You were real. Your slender wrists, your perfect fingers, your dark red lips, pursed up just so. The weight of you in my arms for those hours was real. I didn’t take off your cap to see if you had hair. I didn’t see your body under the blankets you were wrapped in. I was too scared to hurt you. I didn’t know what I was allowed to do, because even though you were mine and I was your mother, you were not that kind of baby. Also, I just wanted to hold you. To be still with you. To not ever let you go. 
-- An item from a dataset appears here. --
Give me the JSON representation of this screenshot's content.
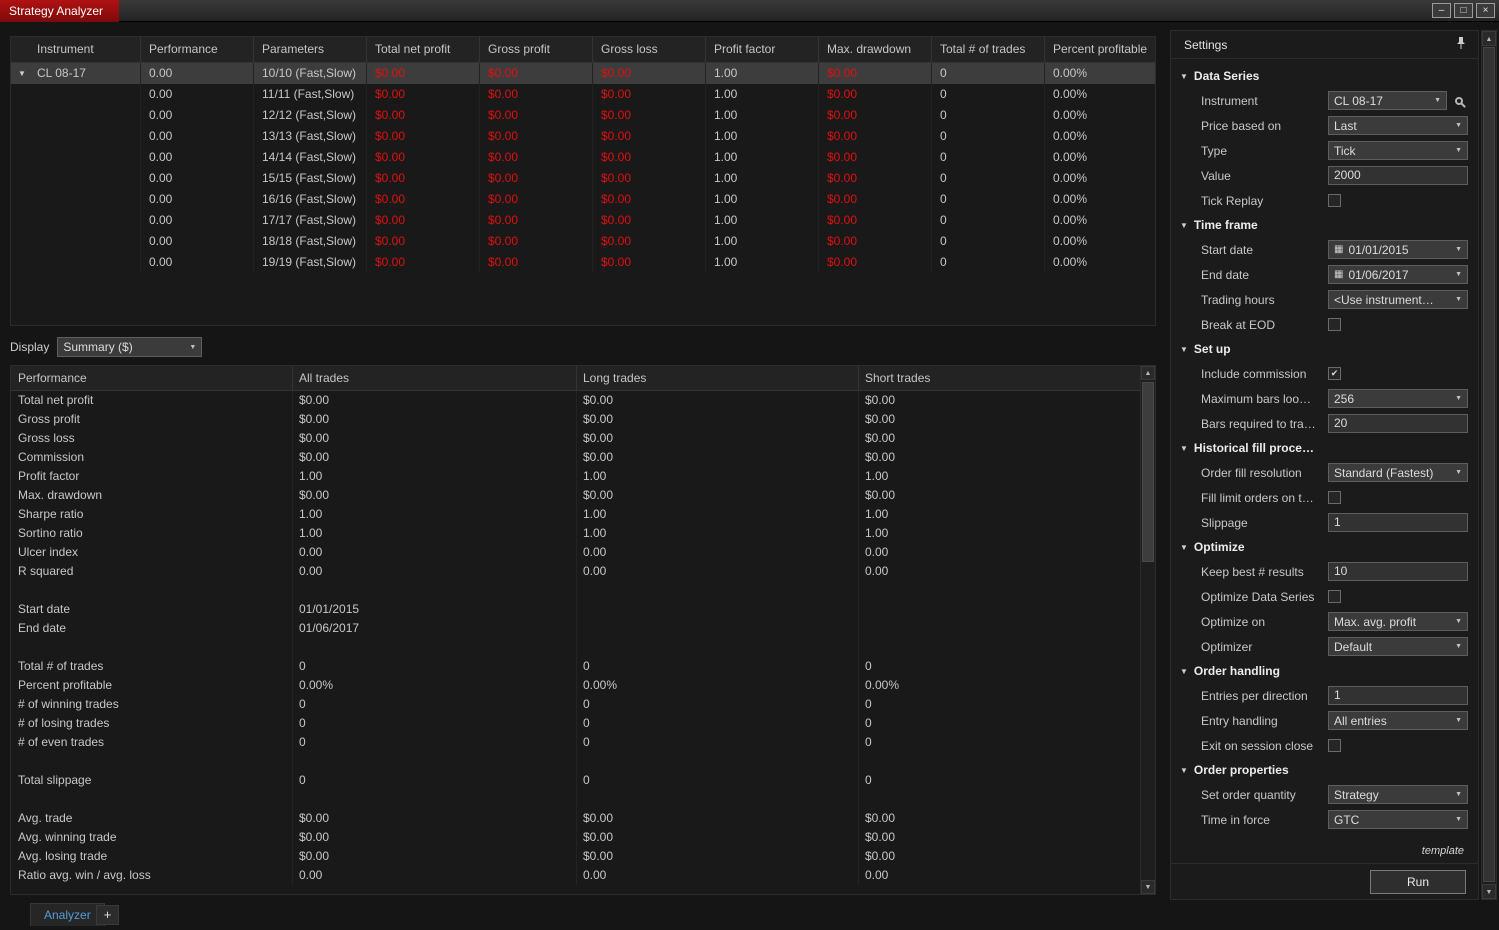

When we left you in that room I experienced an emptiness that I hope to never know again. My whole body ached for you, and as they wheeled me down the hall and into the elevator and through the hospital to another room where I would spend the night, I felt deep, deep in my muscles, my tissues, how the distance between us was growing. I knew you were real and my mind could neither fathom that I had left your still body lying alone on a table nor imagine what they would do to you, where you would go next, and so I went into shock, shivering and shaking with a cold that would not stop no matter how many warmed blankets the nurses piled on. 

You were gone. 

Who knows where you went. Who knows who you were or who you would have been. My-daughter-who-never-breathed-air, my daughter in the beyond, always just slipping out of sight, a whispering sigh, the faintest thrum of the tiny heart that once beat inside my own body, of the breath that breathed with me, of the hope for an endless array of futures. 

Happy birthday, sweet girl, whoever you were and might have been. I whisper into the snow-filled sky, Double digits. It’s a big one, baby. It is, you whisper back, and dark eyes laughing in your pale face, wisp away back into the night. 

Who were you expecting? Who do you imagine? Can you see your baby at different ages?